= Walther Carl Meiszner =

German classical pianist

Walther Carl Meiszner (born Walther Carl Hermann Meißner 12 November 1896 – 15 November 1931) was a German classical pianist and academic teacher.

== Life ==
=== Family ===
Born in Berlin, he came from the Brandenburg family Meißner, which can be traced back to the beginning of the 18th century in Bochow near Groß Kreutz. He was the son of the physician and medical officer Paul Ludwig Konrad Meißner (8 July 1867 in Schwetz, West Prussia - March 1950 in Charlottenburg) and Alma Köhler, a merchant's daughter (4 October 1869 in Schwetz - 23 November 1935 in Berlin-Charlottenburg). The father was first a doctor in Nowe, West Prussia and was based in Charlottenburg since 1920. Meißner's aunt was the concert singer Lucie Martha Mathilde Meißner (13 June 1862 in Schwetz - 8 December 1898 in Berlin), who had studied piano and singing in Berlin, where she received brilliant reviews including for performing with the Berliner Singakademie in front of William I, German Emperor.

=== Education and career ===
Meißner attended the private school in Neuenburg, West Prussia, then the grammar school in Graudenz. He first studied law at the University of Berlin, but interrupted to devote himself to music. He received musical education from 1913 to 1914 with W. Elisat in Graudenz, then for a year at the West Prussian Conservatory in Danzig. From 1915 to 1916 and 1918 to 1922, he studied piano in Berlin with A. Stark and Moritz Mayer-Mahr, and music theory with Ernst Schauß and Alexander von Fielitz. From 1916 to 1918, Meißner took part in the World War and received the Red Cross Medal in 1919. From 1920 he was a piano teacher at the Stern Conservatory in Berlin, and from 1922 he toured Denmark, Sweden, Finland, Poland, the Czech Republic, Hungary, Yugoslavia, Norway and the U.K., using the stage name Meiszner. The composer Mark Lothar was his piano student from 1921 to 1926. (Note: Several sources, including Munzinger Online, KLfG - Kritisches Lexikon zur fremdsprachigen Gegenwartsliteratur, Neue Deutsche Biographie (NDB), volume 15, , all erroneously mention "piano lessons with W.C. Meiszner in Dresden".) On 17 July 1926, Meiszner married the Japanese soprano Hatsue Yuasa, whose permanent piano accompanist he became. Due to unknown circumstances Meiszner died shortly after his 35th birthday.

== Work ==
Meiszner was known for interpreting works by Chopin, but played a wide spectrum of composers ranging from Bach to Debussy and his contemporaries such as Ravel and Poulenc, of which concert programs bear witness.

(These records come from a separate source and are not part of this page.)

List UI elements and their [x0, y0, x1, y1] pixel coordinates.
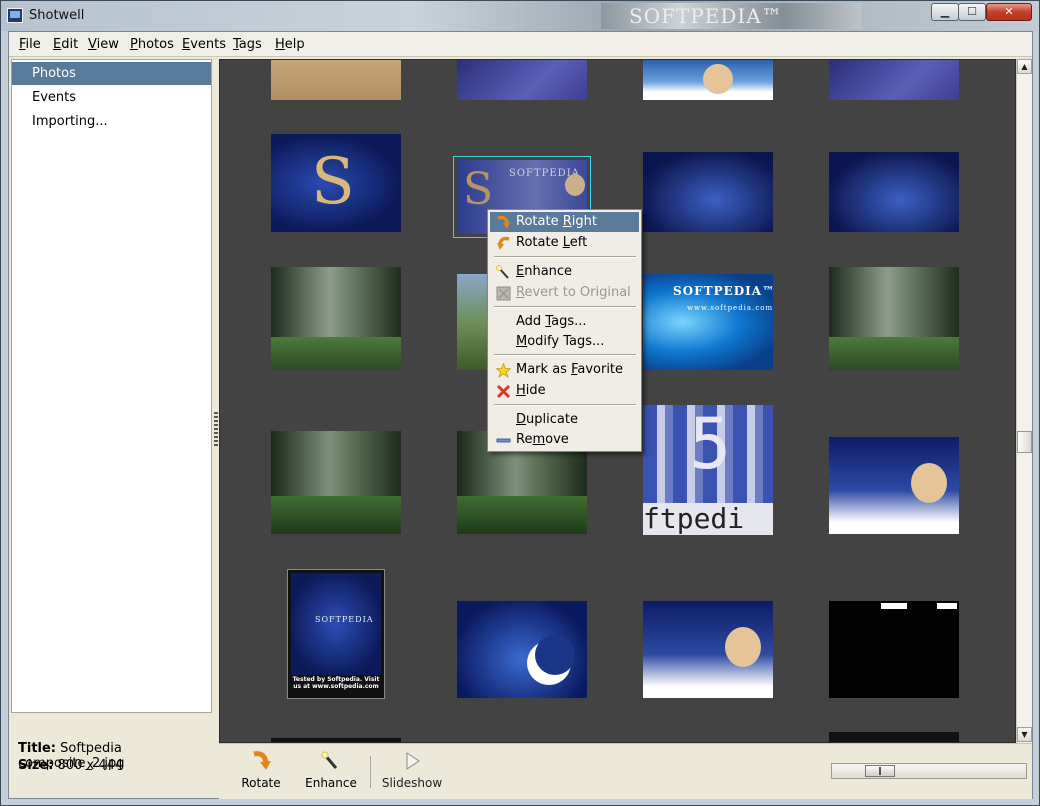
- window-title: Shotwell: [29, 8, 85, 23]
- info-size-value: 800 x 444: [57, 758, 124, 773]
- info-title-label: Title:: [18, 741, 57, 756]
- enhance-label: Enhance: [305, 776, 357, 790]
- menu-item-enhance[interactable]: Enhance: [490, 262, 639, 282]
- photo-info-panel: Title: Softpedia composite_2.jpg Size: 8…: [11, 712, 212, 798]
- photo-thumbnail[interactable]: 5 ftpedi: [643, 405, 773, 535]
- sidebar-item-events[interactable]: Events: [12, 86, 211, 109]
- photo-thumbnail[interactable]: S: [271, 134, 401, 232]
- menu-item-modify-tags[interactable]: Modify Tags...: [490, 332, 639, 352]
- title-bar[interactable]: Shotwell SOFTPEDIA™ ▁ ☐ ✕: [1, 1, 1039, 31]
- watermark-logo: SOFTPEDIA™: [601, 3, 861, 29]
- remove-icon: [496, 438, 511, 443]
- photo-thumbnail[interactable]: [271, 431, 401, 534]
- softpedia-logo-text: SOFTPEDIA: [315, 615, 374, 624]
- rotate-right-icon: [497, 215, 510, 229]
- scrollbar-thumb[interactable]: [1017, 431, 1032, 453]
- revert-icon: [496, 286, 511, 301]
- photo-thumbnail[interactable]: [643, 60, 773, 100]
- photo-thumbnail[interactable]: [829, 60, 959, 100]
- scroll-up-arrow-icon[interactable]: ▲: [1017, 59, 1032, 74]
- sidebar: Photos Events Importing...: [11, 59, 212, 741]
- pixelated-text: ftpedi: [643, 503, 773, 535]
- photo-thumbnail[interactable]: [457, 60, 587, 100]
- info-size-row: Size: 800 x 444: [18, 758, 123, 773]
- photo-thumbnail[interactable]: SOFTPEDIA™ www.softpedia.com: [643, 274, 773, 370]
- menu-separator: [494, 306, 636, 308]
- photo-thumbnail[interactable]: [271, 60, 401, 100]
- enhance-icon: [496, 265, 509, 279]
- menu-item-rotate-right[interactable]: Rotate Right: [490, 212, 639, 232]
- photo-thumbnail[interactable]: [829, 437, 959, 534]
- menu-item-mark-as-favorite[interactable]: Mark as Favorite: [490, 360, 639, 380]
- rotate-icon: [253, 751, 271, 770]
- photo-thumbnail[interactable]: [829, 152, 959, 232]
- photo-thumbnail[interactable]: [829, 732, 959, 742]
- photo-thumbnail[interactable]: SOFTPEDIA Tested by Softpedia. Visit us …: [287, 569, 385, 699]
- menu-tags[interactable]: Tags: [233, 37, 262, 52]
- menu-item-revert-to-original[interactable]: Revert to Original: [490, 283, 639, 303]
- sidebar-item-importing[interactable]: Importing...: [12, 110, 211, 133]
- zoom-slider[interactable]: [831, 763, 1027, 779]
- menu-view[interactable]: View: [88, 37, 119, 52]
- menu-bar: File Edit View Photos Events Tags Help: [9, 32, 1032, 57]
- menu-item-duplicate[interactable]: Duplicate: [490, 410, 639, 430]
- menu-edit[interactable]: Edit: [53, 37, 78, 52]
- close-button[interactable]: ✕: [986, 3, 1032, 21]
- menu-item-rotate-left[interactable]: Rotate Left: [490, 233, 639, 253]
- photo-thumbnail[interactable]: [829, 601, 959, 698]
- play-icon: [406, 752, 420, 770]
- pixelated-text: 5: [689, 405, 732, 485]
- menu-separator: [494, 404, 636, 406]
- photo-thumbnail[interactable]: [643, 601, 773, 698]
- menu-item-add-tags[interactable]: Add Tags...: [490, 312, 639, 332]
- photo-thumbnail[interactable]: [457, 601, 587, 698]
- context-menu: Rotate Right Rotate Left Enhance Revert …: [487, 209, 642, 452]
- menu-events[interactable]: Events: [182, 37, 226, 52]
- menu-separator: [494, 256, 636, 258]
- sidebar-item-photos[interactable]: Photos: [12, 62, 211, 85]
- rotate-label: Rotate: [241, 776, 281, 790]
- photo-thumbnail[interactable]: [829, 267, 959, 370]
- maximize-button[interactable]: ☐: [958, 3, 986, 21]
- softpedia-logo-text: SOFTPEDIA™: [673, 284, 773, 298]
- enhance-button[interactable]: Enhance: [299, 750, 363, 796]
- menu-photos[interactable]: Photos: [130, 37, 174, 52]
- menu-separator: [494, 354, 636, 356]
- menu-item-hide[interactable]: Hide: [490, 381, 639, 401]
- softpedia-url-text: www.softpedia.com: [687, 304, 773, 312]
- rotate-left-icon: [497, 236, 510, 250]
- menu-help[interactable]: Help: [275, 37, 305, 52]
- tested-by-text: Tested by Softpedia. Visit us at www.sof…: [292, 676, 380, 690]
- slideshow-label: Slideshow: [381, 776, 443, 790]
- sidebar-resize-handle[interactable]: [214, 412, 218, 446]
- photo-thumbnail[interactable]: [643, 152, 773, 232]
- application-window: Shotwell SOFTPEDIA™ ▁ ☐ ✕ File Edit View…: [0, 0, 1040, 806]
- toolbar-separator: [370, 756, 371, 788]
- menu-item-remove[interactable]: Remove: [490, 430, 639, 450]
- enhance-wand-icon: [321, 751, 338, 769]
- vertical-scrollbar[interactable]: ▲ ▼: [1016, 59, 1032, 743]
- photo-thumbnail[interactable]: [457, 274, 491, 370]
- bottom-toolbar: Rotate Enhance Slideshow: [219, 743, 1032, 799]
- menu-file[interactable]: File: [19, 37, 41, 52]
- zoom-slider-knob[interactable]: [865, 765, 895, 777]
- minimize-button[interactable]: ▁: [931, 3, 959, 21]
- hide-icon: [496, 384, 511, 399]
- slideshow-button[interactable]: Slideshow: [377, 750, 447, 796]
- star-icon: [496, 363, 511, 378]
- scroll-down-arrow-icon[interactable]: ▼: [1017, 727, 1032, 742]
- info-size-label: Size:: [18, 758, 54, 773]
- photo-thumbnail[interactable]: [271, 267, 401, 370]
- app-icon: [7, 8, 23, 23]
- rotate-button[interactable]: Rotate: [231, 750, 291, 796]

Despite his early death, Meiszner was able to record a number of records for the firms Lindström/Odeon, Homophon, Vox and Artiphon from 1922 to 1930, some of them as a soloist, and also playing chamber music with the violinist William Morse , and in a trio formation, the Dajos Béla-Trio, with violinist Dajos Béla and cellist Felix Robert Mendelssohn. He recorded songs with his wife, including "Waldeinsamkeit" by Brahms, "Mariä Wiegenlied" by Otto Helmburghh-Holmes, Tchaikovsky's "Verborgenheit" and Hugo Wolf's "Wiegenlied", sung in Japanese.

According to the record labels, he used instruments from the Berlin piano factory G. Schwechten on some of his recordings.

=== Recordings ===

- Fantasia after Verdi's Rigoletto, Homocord B.8269 (mx. M 50932), in wax: A 10 3 27.
- Fantasia after Bizet's Carmen. Homocord B.8269 (mx. M 50933), in wax: A 28 2 27.
- La Serenata - Leggenda valacca (Gaetano Braga / Marco M. Marcello). Dajos Béla-Trio. Odeon AA 79706 / O-7060 (mx. xxBo 7761)
- Ombra mai fu, Arioso from Handel's Serse. Dajos Béla-Trio, recorded January 1923.

- Im alten Stil by L. Mendelssohn. Felix Robert Mendelssohn, cello, Walther Carl Meiszner. Odeon AA 79030 / O-6217 (mx. xxBo 7766), recorded January 1923.